Of late, certain economists and observers have described central bank quantitative easing as, and only as, “a swap of bank reserves for bonds.”

Thus we have University of Chicago light John Cochrane expressly delimiting his description of the Federal Reserves $4 trillion QE program to a “swap,” and George Mason scholar and blogger-titan Tyler Cowen calling the European Central Bank’s QE efforts “an asset swap.”

In the old days, when central banks conducted conventional open market operations, this limited definition may have been mostly true. Before 2008, the Fed tried to stimulate the economy by buying bonds, and then automatically placing an equal amount of reserves into the commercial bank accounts of the 22 primary dealers—the Morgan Stanleys, the Cantor Fitzgeralds, the Nomura securities—the only entities from which the Fed buys bonds.

As commercial banks can lend vast multiples of reserves—from 10 to 30 times—the Fed boost of commercial bank reserves helped allow bank new lending, and added much more money to circulation.

After 2008

But the world has changed. As we know, banks are sitting on reserves. So, from the old perspective, post-2008 QE was inert. Some scholars insist so today.

But the scope and scale of QE after 2008 dwarfed any open market operations the Fed had ever attempted pre-2008, when the Fed might buy or sell in the tens of billions of dollars from time to time.

With QE, the Fed bought $4 trillion in bonds, in a space of five years.

Post-2008, the stimulus comes from the fact that bond sellers have been given $4 trillion in cash, where before they had $4 trillion in inert bonds. A bond-owner cannot spend or re-invest the cash locked-up in a bond.

By the way, $4 trillion means about $12,539 in new digitized cash for every U.S. resident, under QE. Bank reserves swelled by an equal amount. And the Fed had $4 trillion in bonds.

(To understand QE please read this Fed-approved  QE CHART)

The Unanswered Questions

In a remarkable riddle, no one seems to really know what the bond-sellers did with their $4 trillion, and I have queried Fed representatives on this point. (If any readers have a clue, tell us!)

No doubt, some who sold bonds to the primary dealers (who sold to the Fed) deposited their share of the $4 trillion of newly digitized cash into commercial banks, where it might be considered inert. Other bond-sellers re-invested into other bonds, stocks or property, a process the Fed describes in the most ascetic, neutral terms possible, as “portfolio rebalancing.” The U.S. did have stock, bond and property rallies alongside QE—you think $4 trillion of new demand might have played a role?

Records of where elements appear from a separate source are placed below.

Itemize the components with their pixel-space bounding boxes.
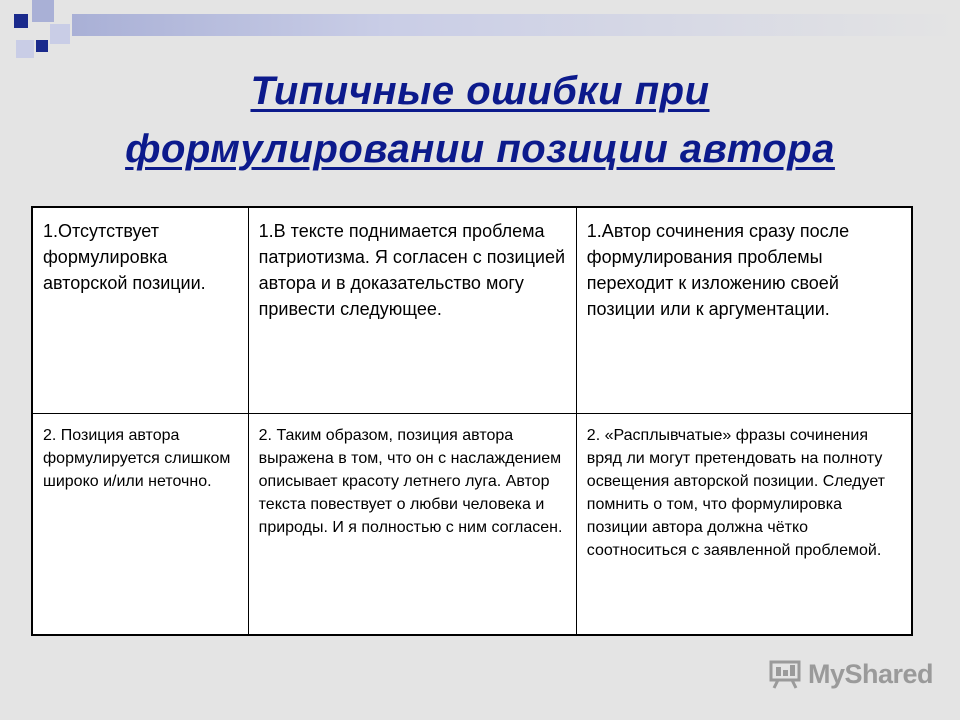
table-cell: 2. Таким образом, позиция автора выражена в том, что он с наслаждением описывает красоту летнего луга. Автор текста повествует о любви человека и природы. И я полностью с ним согласен.	[248, 414, 576, 636]
deco-square-light	[50, 24, 70, 44]
table-cell: 1.В тексте поднимается проблема патриотизма. Я согласен с позицией автора и в доказательство могу привести следующее.	[248, 207, 576, 414]
table-row	[32, 414, 912, 636]
top-gradient-bar	[72, 14, 960, 36]
deco-square-dark	[14, 14, 28, 28]
presentation-board-icon	[768, 659, 802, 689]
table-cell: 1.Автор сочинения сразу после формулирования проблемы переходит к изложению своей позиции или к аргументации.	[576, 207, 912, 414]
title-line-2: формулировании позиции автора	[125, 127, 835, 171]
table-cell: 1.Отсутствует формулировка авторской позиции.	[32, 207, 248, 414]
table-cell: 2. Позиция автора формулируется слишком широко и/или неточно.	[32, 414, 248, 636]
errors-table	[31, 206, 913, 636]
title-line-1: Типичные ошибки при	[250, 69, 710, 113]
table-cell: 2. «Расплывчатые» фразы сочинения вряд ли могут претендовать на полноту освещения авторской позиции. Следует помнить о том, что формулировка позиции автора должна чётко соотноситься с заявленной проблемой.	[576, 414, 912, 636]
deco-square-light	[32, 0, 54, 22]
deco-square-light	[16, 40, 34, 58]
slide-title	[0, 62, 960, 178]
watermark-logo	[768, 656, 933, 692]
table-row	[32, 207, 912, 414]
deco-square-dark	[36, 40, 48, 52]
watermark-text: MyShared	[808, 658, 934, 689]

Some bond-sellers might have simply spent their money.

Another riddle is that since QE, about $500 billion in paper U.S. cash has entered circulation, bringing the paper-cash total to $1.34 trillion, as I addressed in my last post. No one knows how much of this cash circulates domestically, or in the overseas underworld briefcases that figure in so many celluloid storylines. The serious cash-scholar Edgar Feige, University of Wisconsin prof, says 75% of U.S. cash stays onshore, probably in U.S. grey markets.

This topic of cash is resolutely ignored by most economists—an ostrich-pose that becomes increasingly untenable. With $4,200 in paper money circulating per U.S. resident, the role of cash must be growing, not shrinking. The fact that there is a huge schism between the lives of sinecured academics and grey marketeers in the U.S. does not mean there are no grey markets.

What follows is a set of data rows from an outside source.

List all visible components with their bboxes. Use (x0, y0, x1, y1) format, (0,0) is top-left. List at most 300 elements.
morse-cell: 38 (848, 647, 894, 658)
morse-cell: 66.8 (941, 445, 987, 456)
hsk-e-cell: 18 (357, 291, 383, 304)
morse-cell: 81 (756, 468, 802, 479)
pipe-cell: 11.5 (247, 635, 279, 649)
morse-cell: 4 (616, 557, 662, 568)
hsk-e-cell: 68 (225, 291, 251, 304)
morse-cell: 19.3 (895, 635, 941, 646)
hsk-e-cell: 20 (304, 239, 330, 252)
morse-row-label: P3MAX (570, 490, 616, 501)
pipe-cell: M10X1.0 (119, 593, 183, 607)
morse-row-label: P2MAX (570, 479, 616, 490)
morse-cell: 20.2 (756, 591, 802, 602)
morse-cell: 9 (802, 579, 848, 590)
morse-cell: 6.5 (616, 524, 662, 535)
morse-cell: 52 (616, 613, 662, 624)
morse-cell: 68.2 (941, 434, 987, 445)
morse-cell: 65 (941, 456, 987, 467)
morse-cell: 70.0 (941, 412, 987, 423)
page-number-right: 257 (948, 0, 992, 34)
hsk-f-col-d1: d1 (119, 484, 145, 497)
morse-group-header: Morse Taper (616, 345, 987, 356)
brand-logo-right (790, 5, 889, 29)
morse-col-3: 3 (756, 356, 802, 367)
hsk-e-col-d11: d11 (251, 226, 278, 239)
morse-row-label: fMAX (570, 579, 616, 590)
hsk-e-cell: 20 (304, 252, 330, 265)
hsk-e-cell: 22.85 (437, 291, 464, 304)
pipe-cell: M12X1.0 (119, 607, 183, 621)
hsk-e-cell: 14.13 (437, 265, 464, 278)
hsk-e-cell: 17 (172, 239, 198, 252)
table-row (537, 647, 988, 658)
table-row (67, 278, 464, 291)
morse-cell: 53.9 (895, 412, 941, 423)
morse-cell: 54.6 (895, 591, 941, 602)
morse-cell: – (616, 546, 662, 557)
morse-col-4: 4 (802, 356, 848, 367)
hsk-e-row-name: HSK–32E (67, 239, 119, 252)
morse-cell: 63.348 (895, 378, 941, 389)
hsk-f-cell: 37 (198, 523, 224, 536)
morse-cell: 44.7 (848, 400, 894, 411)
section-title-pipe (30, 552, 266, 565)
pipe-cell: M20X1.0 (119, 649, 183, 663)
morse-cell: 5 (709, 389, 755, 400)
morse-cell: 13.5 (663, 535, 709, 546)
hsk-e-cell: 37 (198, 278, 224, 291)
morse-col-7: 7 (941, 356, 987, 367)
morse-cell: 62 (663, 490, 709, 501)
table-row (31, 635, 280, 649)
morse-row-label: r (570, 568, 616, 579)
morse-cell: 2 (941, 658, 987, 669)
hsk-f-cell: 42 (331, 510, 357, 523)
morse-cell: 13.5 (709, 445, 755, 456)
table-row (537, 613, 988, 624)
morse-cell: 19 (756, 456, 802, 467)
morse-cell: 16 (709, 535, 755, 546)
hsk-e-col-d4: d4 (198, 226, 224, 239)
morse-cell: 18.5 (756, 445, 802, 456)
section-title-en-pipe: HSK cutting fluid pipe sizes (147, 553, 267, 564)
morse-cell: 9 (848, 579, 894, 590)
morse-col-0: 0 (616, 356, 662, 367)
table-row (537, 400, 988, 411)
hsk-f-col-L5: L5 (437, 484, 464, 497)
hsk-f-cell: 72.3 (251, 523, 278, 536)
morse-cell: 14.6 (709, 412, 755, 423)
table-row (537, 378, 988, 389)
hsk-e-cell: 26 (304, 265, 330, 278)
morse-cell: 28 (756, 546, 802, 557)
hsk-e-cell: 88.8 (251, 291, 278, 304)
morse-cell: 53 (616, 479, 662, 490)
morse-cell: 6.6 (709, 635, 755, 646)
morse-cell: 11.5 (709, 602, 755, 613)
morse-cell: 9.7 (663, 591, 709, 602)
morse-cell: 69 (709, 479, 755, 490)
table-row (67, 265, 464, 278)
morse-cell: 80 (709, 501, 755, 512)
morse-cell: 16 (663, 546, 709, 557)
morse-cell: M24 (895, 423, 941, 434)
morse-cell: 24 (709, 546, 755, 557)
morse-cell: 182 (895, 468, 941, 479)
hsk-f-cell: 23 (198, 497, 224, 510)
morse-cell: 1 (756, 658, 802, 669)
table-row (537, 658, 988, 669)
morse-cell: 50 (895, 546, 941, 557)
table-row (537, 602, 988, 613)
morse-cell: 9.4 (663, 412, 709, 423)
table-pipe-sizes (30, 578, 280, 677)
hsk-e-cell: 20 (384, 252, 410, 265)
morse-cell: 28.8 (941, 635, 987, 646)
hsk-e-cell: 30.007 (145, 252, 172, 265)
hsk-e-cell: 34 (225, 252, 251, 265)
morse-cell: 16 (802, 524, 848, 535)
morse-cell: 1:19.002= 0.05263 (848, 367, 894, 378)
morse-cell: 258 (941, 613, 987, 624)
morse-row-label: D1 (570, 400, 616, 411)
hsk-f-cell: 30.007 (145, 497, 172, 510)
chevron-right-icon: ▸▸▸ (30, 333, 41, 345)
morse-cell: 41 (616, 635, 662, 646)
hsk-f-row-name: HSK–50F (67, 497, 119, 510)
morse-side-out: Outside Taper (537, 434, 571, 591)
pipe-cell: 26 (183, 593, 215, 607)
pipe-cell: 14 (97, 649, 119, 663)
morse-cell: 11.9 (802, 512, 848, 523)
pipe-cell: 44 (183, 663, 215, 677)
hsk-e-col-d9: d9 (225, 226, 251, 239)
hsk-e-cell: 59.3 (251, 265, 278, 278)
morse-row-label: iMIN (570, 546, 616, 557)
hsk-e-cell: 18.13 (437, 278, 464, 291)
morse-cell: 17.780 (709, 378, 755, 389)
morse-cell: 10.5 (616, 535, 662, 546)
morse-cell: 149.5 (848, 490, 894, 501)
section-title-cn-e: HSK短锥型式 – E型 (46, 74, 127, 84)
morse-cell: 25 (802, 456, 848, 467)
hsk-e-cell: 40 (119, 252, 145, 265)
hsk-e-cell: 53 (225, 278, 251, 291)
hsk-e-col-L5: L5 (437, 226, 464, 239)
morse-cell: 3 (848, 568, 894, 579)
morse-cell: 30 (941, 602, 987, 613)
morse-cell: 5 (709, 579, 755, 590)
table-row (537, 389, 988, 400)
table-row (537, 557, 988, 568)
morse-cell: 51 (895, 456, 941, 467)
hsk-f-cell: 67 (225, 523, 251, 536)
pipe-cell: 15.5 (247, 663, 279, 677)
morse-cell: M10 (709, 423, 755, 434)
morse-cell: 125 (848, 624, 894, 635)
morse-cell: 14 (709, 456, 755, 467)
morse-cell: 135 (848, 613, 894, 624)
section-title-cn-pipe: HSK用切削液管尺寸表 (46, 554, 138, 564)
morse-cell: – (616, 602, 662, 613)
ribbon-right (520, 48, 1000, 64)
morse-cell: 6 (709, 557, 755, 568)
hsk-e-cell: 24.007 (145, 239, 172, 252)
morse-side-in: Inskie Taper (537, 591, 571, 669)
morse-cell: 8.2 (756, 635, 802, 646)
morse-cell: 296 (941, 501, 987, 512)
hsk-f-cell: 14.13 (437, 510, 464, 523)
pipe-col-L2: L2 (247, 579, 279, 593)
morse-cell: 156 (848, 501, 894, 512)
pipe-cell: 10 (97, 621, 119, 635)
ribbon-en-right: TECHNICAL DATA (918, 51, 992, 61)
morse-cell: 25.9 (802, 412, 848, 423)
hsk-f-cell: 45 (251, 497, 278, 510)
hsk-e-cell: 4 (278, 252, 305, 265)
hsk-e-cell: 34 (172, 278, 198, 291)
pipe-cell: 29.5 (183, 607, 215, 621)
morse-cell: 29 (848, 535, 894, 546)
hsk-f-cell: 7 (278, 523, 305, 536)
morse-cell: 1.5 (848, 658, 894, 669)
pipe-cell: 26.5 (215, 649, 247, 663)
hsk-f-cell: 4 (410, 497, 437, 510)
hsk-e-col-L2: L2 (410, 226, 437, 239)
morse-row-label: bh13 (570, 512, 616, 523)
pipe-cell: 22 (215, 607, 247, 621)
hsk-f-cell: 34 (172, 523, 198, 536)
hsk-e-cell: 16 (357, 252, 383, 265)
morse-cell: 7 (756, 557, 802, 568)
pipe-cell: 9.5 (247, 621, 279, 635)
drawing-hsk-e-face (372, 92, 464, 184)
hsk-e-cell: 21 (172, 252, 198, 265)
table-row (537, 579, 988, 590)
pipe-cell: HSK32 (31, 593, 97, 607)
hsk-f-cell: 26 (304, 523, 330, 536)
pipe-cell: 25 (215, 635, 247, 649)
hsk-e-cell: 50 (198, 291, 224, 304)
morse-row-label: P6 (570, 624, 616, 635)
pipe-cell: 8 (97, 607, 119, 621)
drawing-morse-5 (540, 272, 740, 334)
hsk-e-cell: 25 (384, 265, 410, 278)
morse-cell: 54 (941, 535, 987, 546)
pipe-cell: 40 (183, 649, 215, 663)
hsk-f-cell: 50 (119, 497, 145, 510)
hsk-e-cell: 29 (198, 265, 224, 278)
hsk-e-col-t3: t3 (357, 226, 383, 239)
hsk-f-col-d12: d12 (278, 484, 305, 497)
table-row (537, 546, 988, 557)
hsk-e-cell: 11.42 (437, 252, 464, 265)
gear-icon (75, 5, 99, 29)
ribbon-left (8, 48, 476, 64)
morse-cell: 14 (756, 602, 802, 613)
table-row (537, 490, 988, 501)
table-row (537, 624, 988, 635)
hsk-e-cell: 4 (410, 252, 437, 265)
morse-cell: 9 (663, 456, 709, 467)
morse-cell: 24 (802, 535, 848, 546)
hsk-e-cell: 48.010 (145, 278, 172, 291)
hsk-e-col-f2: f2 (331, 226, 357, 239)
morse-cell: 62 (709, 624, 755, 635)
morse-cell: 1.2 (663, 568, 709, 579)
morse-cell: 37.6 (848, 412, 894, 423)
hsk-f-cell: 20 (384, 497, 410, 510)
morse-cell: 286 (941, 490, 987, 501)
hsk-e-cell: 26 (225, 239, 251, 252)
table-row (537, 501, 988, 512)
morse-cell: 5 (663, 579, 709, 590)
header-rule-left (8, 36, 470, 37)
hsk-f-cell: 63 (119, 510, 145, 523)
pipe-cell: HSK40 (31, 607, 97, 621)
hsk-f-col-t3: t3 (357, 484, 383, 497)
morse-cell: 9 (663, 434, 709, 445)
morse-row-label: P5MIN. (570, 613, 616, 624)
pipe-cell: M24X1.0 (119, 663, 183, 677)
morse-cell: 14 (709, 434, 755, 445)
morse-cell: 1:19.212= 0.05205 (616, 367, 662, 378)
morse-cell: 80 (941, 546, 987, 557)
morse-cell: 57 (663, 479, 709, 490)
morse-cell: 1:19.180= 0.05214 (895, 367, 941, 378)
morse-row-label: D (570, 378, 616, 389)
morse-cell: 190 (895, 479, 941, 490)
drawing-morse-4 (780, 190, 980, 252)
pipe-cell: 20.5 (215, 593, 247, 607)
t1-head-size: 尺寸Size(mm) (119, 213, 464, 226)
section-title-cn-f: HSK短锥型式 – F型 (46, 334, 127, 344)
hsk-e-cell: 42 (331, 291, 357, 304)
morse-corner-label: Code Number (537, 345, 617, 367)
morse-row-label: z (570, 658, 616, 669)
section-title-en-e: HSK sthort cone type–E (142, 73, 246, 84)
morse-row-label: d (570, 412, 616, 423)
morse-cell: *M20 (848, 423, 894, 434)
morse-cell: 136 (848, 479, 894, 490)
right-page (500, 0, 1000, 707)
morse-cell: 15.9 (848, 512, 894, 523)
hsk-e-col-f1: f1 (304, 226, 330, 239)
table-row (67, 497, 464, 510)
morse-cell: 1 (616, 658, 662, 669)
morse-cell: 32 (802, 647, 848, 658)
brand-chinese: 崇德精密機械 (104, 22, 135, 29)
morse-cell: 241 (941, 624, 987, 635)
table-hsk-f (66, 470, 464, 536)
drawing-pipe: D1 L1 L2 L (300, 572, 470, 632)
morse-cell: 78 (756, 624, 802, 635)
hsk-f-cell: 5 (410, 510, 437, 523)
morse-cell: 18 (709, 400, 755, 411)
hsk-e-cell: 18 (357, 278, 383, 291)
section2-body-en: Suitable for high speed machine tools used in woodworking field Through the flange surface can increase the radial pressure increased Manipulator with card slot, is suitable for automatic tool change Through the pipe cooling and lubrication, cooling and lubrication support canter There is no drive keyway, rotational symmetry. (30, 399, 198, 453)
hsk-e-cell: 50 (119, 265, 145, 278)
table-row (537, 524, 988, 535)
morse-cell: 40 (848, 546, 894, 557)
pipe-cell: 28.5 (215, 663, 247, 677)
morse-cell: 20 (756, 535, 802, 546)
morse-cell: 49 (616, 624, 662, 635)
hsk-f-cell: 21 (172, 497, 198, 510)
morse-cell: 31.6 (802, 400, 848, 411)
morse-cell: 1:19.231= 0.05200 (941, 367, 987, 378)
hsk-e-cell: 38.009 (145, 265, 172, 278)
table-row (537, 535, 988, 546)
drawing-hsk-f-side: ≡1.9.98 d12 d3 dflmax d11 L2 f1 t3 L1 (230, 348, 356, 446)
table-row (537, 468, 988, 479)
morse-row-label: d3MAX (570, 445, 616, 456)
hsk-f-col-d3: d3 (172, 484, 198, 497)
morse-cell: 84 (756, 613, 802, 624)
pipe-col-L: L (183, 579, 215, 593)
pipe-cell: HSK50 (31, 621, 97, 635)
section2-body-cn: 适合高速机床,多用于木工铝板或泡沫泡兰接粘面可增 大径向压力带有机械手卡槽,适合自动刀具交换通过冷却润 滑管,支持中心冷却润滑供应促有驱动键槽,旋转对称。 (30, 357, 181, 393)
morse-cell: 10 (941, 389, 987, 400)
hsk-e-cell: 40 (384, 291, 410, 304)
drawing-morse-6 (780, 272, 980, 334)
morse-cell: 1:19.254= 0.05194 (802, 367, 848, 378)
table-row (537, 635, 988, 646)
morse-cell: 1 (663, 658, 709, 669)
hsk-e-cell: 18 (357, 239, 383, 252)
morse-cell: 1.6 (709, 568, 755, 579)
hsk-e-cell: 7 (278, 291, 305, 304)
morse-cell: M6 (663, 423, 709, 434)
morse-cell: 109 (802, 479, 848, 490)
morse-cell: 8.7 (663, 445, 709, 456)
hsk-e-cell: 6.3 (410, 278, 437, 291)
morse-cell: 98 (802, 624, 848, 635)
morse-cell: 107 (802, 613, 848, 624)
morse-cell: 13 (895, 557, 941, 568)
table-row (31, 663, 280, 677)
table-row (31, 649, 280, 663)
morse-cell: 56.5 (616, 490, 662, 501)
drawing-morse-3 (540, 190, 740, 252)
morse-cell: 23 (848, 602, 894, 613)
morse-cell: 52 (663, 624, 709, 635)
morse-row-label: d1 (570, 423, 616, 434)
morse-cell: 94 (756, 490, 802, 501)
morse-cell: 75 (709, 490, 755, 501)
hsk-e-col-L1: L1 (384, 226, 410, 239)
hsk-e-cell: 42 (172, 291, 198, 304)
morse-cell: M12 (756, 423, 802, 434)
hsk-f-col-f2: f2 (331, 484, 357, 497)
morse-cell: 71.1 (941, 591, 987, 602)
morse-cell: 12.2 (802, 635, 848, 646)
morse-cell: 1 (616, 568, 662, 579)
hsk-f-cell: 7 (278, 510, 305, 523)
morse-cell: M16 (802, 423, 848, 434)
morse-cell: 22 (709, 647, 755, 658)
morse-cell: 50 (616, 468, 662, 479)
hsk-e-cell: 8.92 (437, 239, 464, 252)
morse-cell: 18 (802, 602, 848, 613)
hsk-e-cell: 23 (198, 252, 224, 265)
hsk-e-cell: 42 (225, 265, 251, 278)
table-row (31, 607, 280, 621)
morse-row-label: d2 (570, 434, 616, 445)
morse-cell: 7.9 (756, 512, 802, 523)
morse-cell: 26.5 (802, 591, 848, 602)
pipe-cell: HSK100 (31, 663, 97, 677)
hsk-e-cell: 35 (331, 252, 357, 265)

The Fed’s QE program was modestly successful, limited only by its scale—too small—and the Fed’s penchant for obscurantism, and possibly its political instinct to avoid any description of QE as “printing money.”

But the Fed did print (digitize) $4 trillion, and they even monetized U.S. debt, when they bought U.S. Treasuries. Heresy, upon heresy. I mean, printing $12,539 for every U.S. resident is some serious money printing (digitizing).

Would that the Fed had printed up a few trillion dollars more.